Paris soutient la Marche des fiertés LGBT, qui revendique la PMA pour toutes

« Les discriminations au tapis dans le sport comme dans nos vies », tel est le slogan au rythme duquel la 37e Marche des fiertés, organisée par le mouvement LGBT, s’élancera samedi aux alentours de 14 heures de la place de la Concorde, à Paris. – (C’était hier)

Des militants du collectif Oui oui oui !, lors de la marche des fiertés, le 29 juin 2013, à Paris
Lionel Bonaventure/AFP

La parade, pétition annuelle de l’égalité des droits des personnes gays, lesbiennes, bisexuelles et transexuelles, parcourra la rue de Rivoli, avant d’emprunter les boulevards de Sébastopol et Saint-Martin pour arriver place de la République, point final de la manifestation.

Trois minutes de silence seront observées à 16h30 en hommage aux personnes atteintes du Sida, suivies d’un concert qui se tiendra jusqu’à 22 heures.

« Notre mot d’ordre c’est: PMA, l’égalité n’attend pas », souligne Joël Deumier, président de SOS homophobie.

« C’est une urgence sanitaire et une mesure de justice sociale, lance Clémence Zamora Cruz, porte-parole de l’Inter-LGBT. « Il y a aujourd’hui une différence entre celles qui peuvent partir le faire à l’étranger et celles qui n’ont pas les moyens ».

Or, « tous les voyants sont au vert », affirme M. Deumier. « L’ouverture de la PMA est un engagement de campagne d’Emmanuel Macron. Plusieurs instances se sont prononcées pour: le Haut Conseil à l’égalité entre les femmes et les hommes, le Défenseur des droits. On attend désormais l’avis final du comité d’éthique à la rentrée, sachant qu’il s’est déjà dit favorable en juin 2017 ».

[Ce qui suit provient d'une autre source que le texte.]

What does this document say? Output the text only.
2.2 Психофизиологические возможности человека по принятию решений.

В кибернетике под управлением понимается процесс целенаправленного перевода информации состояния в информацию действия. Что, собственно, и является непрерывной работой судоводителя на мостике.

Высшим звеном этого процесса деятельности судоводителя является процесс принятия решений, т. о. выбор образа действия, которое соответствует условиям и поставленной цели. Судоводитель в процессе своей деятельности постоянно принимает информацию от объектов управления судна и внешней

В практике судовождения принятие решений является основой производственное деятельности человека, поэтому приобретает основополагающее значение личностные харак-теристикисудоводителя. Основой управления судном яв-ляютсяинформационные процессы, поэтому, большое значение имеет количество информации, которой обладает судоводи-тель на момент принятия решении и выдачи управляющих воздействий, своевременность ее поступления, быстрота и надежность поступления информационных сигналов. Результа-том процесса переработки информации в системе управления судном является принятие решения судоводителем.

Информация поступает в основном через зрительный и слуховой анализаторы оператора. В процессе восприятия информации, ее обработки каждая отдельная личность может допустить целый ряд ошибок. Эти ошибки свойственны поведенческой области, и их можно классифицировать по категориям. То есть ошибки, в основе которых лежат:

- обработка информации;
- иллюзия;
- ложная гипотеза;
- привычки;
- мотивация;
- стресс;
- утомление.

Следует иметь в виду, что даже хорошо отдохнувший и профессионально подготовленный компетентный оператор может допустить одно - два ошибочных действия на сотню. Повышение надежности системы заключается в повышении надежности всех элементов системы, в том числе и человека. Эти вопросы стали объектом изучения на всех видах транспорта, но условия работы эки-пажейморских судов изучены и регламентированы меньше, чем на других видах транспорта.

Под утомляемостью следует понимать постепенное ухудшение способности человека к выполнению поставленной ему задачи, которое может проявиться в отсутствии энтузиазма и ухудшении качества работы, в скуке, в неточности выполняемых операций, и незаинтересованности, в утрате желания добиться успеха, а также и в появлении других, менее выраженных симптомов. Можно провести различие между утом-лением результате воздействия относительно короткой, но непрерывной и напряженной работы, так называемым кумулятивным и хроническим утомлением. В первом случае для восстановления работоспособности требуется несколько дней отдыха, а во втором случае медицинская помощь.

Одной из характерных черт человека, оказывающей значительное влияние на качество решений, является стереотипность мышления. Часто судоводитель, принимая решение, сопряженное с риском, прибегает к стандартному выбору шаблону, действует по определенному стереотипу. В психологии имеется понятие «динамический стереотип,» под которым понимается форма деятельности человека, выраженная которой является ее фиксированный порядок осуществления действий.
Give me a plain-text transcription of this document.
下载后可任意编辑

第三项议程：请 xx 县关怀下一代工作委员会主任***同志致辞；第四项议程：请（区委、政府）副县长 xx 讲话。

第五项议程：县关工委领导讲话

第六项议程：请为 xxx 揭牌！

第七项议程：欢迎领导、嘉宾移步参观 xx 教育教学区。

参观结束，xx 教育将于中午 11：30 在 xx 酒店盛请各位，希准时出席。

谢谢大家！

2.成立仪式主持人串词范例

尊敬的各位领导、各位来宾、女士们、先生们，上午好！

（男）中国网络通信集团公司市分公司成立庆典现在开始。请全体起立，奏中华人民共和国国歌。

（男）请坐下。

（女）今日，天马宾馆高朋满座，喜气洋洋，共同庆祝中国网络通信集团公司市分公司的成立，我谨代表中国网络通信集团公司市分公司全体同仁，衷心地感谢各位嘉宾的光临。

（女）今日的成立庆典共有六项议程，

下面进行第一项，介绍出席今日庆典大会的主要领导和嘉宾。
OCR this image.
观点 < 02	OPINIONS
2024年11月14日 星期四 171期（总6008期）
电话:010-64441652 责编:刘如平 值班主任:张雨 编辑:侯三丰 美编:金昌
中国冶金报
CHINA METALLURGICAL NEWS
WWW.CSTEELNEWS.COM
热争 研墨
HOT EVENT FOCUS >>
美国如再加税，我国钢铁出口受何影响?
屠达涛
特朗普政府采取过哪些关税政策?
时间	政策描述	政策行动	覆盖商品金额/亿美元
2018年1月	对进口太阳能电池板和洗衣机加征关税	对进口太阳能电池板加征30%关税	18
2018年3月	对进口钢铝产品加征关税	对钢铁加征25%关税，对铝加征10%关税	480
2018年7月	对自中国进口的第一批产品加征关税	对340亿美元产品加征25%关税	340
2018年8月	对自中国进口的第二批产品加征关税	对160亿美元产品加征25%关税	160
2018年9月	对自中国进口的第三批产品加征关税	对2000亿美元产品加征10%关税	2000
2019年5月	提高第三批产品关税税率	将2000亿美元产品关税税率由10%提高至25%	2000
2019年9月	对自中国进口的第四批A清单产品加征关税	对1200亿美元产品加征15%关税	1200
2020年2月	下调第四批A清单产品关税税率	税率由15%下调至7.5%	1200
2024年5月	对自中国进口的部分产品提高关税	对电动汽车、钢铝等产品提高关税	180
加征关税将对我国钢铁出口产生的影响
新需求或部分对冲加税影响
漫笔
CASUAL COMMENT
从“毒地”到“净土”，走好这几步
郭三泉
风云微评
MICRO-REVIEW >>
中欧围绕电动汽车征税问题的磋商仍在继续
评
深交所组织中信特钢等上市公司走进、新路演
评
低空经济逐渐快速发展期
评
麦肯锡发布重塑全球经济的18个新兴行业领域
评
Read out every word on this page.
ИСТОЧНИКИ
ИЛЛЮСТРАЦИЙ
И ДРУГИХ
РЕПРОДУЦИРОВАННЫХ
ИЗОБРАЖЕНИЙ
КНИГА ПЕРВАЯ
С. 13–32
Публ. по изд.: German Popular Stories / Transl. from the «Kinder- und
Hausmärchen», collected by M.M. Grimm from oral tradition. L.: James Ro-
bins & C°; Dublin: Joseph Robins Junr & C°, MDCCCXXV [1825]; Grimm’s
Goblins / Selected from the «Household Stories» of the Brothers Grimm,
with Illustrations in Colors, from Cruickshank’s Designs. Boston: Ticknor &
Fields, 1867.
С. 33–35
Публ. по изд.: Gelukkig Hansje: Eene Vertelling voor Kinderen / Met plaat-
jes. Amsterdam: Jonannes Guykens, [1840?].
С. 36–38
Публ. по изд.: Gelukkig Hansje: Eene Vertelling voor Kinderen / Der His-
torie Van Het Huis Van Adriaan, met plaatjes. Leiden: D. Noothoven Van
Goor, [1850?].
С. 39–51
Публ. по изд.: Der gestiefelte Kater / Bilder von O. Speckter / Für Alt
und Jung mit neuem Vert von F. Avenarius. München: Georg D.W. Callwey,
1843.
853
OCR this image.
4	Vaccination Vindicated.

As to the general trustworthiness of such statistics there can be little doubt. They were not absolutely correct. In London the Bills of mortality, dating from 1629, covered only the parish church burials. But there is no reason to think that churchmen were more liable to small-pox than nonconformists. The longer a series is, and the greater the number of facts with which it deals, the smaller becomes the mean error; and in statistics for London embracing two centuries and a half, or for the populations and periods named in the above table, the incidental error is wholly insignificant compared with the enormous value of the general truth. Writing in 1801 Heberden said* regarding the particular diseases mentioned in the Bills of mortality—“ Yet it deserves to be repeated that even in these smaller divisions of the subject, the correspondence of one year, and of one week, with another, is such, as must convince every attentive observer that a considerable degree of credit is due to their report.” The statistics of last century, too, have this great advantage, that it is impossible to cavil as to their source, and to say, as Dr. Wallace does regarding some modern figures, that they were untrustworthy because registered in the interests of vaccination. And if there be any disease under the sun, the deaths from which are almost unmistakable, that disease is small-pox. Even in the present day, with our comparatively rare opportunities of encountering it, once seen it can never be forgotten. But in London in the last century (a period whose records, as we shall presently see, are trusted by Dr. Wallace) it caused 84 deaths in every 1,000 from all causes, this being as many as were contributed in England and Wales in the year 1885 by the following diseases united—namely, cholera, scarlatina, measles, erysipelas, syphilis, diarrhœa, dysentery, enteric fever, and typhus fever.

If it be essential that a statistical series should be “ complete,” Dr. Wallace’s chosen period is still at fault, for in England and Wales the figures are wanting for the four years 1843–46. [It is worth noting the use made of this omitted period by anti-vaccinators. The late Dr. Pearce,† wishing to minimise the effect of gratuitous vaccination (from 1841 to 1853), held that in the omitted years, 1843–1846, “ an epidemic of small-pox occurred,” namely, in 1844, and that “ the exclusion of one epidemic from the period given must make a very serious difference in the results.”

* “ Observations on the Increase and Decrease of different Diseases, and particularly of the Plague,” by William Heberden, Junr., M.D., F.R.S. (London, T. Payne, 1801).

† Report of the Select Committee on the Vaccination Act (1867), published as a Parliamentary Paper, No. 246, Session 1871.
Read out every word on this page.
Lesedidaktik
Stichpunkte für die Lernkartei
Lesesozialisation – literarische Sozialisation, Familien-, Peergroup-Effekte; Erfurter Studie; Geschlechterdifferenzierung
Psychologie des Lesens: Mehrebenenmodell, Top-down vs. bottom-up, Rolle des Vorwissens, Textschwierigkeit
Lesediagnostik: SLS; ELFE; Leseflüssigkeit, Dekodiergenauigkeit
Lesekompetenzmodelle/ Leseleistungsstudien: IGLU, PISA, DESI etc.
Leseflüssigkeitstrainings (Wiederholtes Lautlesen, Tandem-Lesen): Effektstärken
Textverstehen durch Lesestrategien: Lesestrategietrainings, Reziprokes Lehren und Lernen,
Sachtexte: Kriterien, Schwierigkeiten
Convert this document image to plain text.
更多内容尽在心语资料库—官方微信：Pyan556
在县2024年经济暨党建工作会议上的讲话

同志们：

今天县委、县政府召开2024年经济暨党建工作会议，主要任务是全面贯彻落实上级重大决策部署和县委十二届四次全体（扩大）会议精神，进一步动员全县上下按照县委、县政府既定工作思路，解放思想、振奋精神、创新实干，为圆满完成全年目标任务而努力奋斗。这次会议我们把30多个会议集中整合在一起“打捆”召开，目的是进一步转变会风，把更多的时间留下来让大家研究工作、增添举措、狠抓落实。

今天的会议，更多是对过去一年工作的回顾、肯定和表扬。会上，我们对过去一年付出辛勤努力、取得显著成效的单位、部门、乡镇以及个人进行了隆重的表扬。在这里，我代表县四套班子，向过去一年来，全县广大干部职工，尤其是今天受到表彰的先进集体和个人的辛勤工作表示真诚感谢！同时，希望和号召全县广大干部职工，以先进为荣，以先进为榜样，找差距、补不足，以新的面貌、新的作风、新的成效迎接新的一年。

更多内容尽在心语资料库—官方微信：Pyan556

Pourtant, l’édition 2018 de la Marche des fiertés s’inscrit dans un contexte de tensions homophobes en France. Selon le dernier rapport de SOS Homophobie, les actes anti-LGBT ont même augmenté de 4,8% en 2017 par rapport à 2016.

D’après une étude publiée le 27 juin par l’IFOP, plus de la moitié des homosexuels, bisexuels ou transgenres ont déjà été victimes d’une agression (insultes, attouchements ou gestes à caractère sexuel, menaces de révéler l’orientation sexuelle, viol…).

Paris contre l’homophobie

A l’occasion de la parade, la mairie de Paris avait peint plusieurs passages piétons avec le drapeau arc-en-ciel dans le quartier du Marais. Vandalisés à plusieurs reprises cette semaine en lettres capitales exigeant les « LGBT hors de France », Anne Hidalgo s’est résolue à soutenir la Marche.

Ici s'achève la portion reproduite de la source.